With acres of their fields burned, crops requisitioned, and farmers enslaved, the population began to starve. Rations, if you were a Pole, came to no more than 669 calories a day. Jews received 184. An officer’s spit might contain that much. Robbers roamed the roads and forests. Diseases spread as the body’s resistance failed. In France, when Germany overran it, refugees fled one city only to fill another. Friends turned upon friends. Denunciation replaced “bonjour.” So the campaign of extermination was going nicely. Thin women were the only ones around but nonetheless inviting, exchanging syphilis for a few hundred calories of love.

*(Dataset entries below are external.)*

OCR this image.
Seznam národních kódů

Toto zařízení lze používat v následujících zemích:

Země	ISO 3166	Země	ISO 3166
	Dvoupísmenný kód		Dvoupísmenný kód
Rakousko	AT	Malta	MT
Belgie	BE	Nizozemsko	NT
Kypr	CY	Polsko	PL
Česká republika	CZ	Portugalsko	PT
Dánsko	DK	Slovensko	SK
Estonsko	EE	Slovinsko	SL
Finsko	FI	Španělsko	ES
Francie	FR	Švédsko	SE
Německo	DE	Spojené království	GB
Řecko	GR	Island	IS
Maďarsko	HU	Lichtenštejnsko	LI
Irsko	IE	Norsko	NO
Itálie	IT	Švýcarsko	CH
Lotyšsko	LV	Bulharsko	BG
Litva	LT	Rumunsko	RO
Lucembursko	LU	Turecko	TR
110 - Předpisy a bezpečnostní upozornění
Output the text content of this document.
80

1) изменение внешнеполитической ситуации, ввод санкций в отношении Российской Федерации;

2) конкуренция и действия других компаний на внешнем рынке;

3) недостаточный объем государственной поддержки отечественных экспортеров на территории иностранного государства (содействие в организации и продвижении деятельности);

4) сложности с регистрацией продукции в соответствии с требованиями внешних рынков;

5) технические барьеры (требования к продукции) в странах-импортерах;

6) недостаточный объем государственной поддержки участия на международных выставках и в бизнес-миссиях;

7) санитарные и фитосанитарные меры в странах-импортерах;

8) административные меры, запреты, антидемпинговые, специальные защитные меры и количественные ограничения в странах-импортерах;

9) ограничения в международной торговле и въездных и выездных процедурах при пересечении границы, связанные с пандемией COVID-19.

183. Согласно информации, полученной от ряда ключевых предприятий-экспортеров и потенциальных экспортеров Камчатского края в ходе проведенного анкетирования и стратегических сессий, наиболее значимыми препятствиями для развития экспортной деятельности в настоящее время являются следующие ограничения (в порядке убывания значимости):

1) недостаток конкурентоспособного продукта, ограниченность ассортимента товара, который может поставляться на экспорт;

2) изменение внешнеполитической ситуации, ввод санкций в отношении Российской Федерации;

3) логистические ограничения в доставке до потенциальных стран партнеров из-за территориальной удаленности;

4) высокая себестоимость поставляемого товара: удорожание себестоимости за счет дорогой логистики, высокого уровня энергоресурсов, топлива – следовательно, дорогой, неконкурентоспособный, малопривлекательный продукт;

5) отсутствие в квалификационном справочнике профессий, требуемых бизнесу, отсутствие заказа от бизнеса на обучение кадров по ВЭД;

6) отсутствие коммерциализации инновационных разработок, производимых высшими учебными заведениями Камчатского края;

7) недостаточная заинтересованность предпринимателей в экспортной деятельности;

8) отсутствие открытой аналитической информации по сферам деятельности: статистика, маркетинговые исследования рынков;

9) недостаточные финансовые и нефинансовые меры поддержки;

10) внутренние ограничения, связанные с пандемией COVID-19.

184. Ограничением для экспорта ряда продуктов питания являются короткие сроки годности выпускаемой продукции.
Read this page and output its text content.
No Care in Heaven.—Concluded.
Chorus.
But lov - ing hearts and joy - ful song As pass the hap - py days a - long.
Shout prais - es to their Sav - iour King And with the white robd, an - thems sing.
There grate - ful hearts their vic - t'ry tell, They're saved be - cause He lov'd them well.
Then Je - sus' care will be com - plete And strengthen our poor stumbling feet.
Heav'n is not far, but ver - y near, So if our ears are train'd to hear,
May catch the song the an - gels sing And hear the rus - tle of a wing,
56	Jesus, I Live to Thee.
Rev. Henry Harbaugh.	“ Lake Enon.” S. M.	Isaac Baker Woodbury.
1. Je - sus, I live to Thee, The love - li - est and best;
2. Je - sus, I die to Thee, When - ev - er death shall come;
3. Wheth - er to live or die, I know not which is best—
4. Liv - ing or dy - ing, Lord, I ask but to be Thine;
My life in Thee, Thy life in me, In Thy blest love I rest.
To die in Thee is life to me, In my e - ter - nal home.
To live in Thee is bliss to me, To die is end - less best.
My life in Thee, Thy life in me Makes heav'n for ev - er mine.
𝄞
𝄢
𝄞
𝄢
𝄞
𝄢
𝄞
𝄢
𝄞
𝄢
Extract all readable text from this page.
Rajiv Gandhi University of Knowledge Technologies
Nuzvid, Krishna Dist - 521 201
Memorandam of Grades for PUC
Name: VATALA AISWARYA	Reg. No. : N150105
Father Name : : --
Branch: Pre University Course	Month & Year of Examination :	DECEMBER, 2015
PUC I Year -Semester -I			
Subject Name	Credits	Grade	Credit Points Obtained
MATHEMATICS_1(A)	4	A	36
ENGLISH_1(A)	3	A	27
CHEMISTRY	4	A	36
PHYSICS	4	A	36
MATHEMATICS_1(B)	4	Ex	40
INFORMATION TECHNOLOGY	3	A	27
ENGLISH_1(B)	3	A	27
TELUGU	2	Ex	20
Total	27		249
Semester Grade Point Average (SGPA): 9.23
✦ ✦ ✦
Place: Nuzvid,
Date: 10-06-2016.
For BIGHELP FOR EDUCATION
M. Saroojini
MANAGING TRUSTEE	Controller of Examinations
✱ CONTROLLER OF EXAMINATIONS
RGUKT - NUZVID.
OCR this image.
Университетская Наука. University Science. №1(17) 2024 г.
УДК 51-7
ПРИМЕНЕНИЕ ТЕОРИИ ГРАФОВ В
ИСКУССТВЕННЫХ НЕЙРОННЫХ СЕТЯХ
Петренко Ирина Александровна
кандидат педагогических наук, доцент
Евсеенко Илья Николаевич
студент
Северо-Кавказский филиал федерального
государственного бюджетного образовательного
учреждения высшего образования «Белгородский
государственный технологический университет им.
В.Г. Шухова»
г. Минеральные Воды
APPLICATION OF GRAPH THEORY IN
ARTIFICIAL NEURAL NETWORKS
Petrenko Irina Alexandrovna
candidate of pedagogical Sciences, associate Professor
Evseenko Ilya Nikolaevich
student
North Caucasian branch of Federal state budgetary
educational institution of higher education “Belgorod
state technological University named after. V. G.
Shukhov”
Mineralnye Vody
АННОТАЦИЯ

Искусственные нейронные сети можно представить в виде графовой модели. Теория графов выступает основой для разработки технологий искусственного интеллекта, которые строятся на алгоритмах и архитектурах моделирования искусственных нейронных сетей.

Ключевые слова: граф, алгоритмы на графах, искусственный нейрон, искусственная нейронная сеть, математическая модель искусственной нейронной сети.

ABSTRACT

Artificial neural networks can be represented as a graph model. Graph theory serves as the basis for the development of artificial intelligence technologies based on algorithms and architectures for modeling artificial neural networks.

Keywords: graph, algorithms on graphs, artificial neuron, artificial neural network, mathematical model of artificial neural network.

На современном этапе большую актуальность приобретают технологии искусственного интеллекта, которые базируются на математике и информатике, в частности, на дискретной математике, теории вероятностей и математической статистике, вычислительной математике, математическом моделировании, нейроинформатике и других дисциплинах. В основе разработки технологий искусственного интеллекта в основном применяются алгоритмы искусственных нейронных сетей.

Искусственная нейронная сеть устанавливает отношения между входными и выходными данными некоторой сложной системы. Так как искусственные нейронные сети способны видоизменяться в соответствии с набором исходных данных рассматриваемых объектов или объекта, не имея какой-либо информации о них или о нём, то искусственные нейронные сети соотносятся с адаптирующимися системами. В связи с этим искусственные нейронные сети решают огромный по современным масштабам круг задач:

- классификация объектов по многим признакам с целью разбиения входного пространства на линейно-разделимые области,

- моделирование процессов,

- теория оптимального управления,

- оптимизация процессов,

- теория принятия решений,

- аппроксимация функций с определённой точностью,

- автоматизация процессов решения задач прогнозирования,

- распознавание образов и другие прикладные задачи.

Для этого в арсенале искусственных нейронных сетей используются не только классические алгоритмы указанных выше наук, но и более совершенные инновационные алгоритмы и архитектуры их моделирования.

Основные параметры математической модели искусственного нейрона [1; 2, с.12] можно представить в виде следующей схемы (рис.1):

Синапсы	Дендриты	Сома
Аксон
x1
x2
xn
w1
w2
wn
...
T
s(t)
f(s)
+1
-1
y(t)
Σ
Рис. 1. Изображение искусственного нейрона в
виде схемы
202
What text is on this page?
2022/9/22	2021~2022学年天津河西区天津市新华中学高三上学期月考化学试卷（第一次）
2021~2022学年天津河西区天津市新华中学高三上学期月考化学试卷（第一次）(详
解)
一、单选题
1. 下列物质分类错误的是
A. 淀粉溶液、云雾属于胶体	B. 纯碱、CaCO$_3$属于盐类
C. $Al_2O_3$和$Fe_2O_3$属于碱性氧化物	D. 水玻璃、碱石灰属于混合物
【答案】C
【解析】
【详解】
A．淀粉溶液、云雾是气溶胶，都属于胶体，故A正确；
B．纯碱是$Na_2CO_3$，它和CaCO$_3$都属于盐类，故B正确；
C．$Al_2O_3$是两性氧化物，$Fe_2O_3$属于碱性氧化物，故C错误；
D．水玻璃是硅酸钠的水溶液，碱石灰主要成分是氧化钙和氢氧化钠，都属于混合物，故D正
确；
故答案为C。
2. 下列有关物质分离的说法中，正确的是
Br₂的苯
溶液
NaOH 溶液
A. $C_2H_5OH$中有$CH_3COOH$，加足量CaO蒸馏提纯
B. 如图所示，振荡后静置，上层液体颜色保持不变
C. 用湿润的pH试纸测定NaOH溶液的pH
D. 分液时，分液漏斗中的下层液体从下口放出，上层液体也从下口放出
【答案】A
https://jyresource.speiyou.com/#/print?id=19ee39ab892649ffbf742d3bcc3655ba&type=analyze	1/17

On the eastern edges of Poland, where the Russians were employing very similar methods of murder and deportation, conditions, though sometimes different, were no better, and the killing contest, at an admittedly rough count, continued to turn out a draw. Jews scarcely knew which way to run nor dared they stay in place, since anti-Semitism was, in Poland (as it was in Hungary, Romania, Ukraine), a flourishing native plant. Evans is succinct: “The deliberate reduction of Poland to a state of nature, the boundless exploitation of its resources, the radical degradation of everyday life, the arbitrary exercise of unfettered power, the violent expulsion of Poles from their homes—all of this opened the way to the application of unbridled terror against Poland’s Jews.”